Petronella Wyatt

Not amused

The ongoing escapades of London's answer to Ally McBeal

issue 14 December 2002

‘Tis the season to be self-deprecating. Or even more self-deprecating than during the rest of the year. The traditional British custom of laughing while others tell insulting stories about you, running yourself down, making yourself look a perfect ass, and being the butt of practical jokes, while keeping a fixed grin on your face, really comes into its own in late December and early January.

My father was very good at using this peculiar device against others during Christmas. Family members were teased about their supposedly inadequate sex lives or careers and then expected to be the first to giggle – which, of course, they always did. If we had people to stay my father would put itching powder in their beds. After a sleepless night and the immense difficulty of getting the stuff off their nightdresses and pyjamas, how they would roar and call him a wag.

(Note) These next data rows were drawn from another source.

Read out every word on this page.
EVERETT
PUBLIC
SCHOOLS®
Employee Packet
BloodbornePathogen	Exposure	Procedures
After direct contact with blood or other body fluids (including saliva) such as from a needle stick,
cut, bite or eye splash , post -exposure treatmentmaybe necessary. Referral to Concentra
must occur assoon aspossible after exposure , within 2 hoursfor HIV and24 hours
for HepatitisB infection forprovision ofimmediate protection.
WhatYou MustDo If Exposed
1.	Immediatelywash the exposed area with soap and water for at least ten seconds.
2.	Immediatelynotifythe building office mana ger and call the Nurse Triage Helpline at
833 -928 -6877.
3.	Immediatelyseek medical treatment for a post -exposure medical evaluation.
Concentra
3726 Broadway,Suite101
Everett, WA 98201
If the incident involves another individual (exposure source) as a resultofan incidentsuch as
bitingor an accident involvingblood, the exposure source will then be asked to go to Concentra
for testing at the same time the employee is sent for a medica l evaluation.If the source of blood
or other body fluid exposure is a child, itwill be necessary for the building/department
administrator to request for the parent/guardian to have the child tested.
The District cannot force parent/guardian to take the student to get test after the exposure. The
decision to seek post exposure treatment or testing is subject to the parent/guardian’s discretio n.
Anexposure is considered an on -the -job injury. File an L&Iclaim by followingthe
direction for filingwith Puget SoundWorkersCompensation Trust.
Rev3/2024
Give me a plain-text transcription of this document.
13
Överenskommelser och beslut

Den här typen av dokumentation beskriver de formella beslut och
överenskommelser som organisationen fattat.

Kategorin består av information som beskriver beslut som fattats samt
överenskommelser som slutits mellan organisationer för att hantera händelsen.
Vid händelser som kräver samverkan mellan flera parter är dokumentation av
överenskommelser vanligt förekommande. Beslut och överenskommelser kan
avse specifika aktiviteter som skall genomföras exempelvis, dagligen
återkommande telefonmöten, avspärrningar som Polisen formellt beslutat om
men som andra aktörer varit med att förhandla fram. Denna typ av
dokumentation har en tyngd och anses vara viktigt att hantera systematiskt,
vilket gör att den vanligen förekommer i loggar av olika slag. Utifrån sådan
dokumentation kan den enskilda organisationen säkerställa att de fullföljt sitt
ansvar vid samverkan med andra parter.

Sometimes he inserted exploding devices in women’s cigarettes. He did this again and again. How the women would titter at this frightfully good joke. I remember once how I put an exploding device into one of my father’s cigars. He did not roar with laughter and think it a frightfully good joke. He roared with rage and sent me to bed. ‘But I thought you said it was a frightfully good joke,’ I protested. ‘You said people should laugh at themselves otherwise they didn’t have a sense of humour.’ ‘They should,’ he replied. ‘But I’m your father, and this is a bloody expensive Havana cigar.’

As I grow older I begin to think that my father’s response was the correct one. I have begun to despise those who allow themselves to be humiliated because to protest might suggest that ‘one didn’t have a sense of humour’.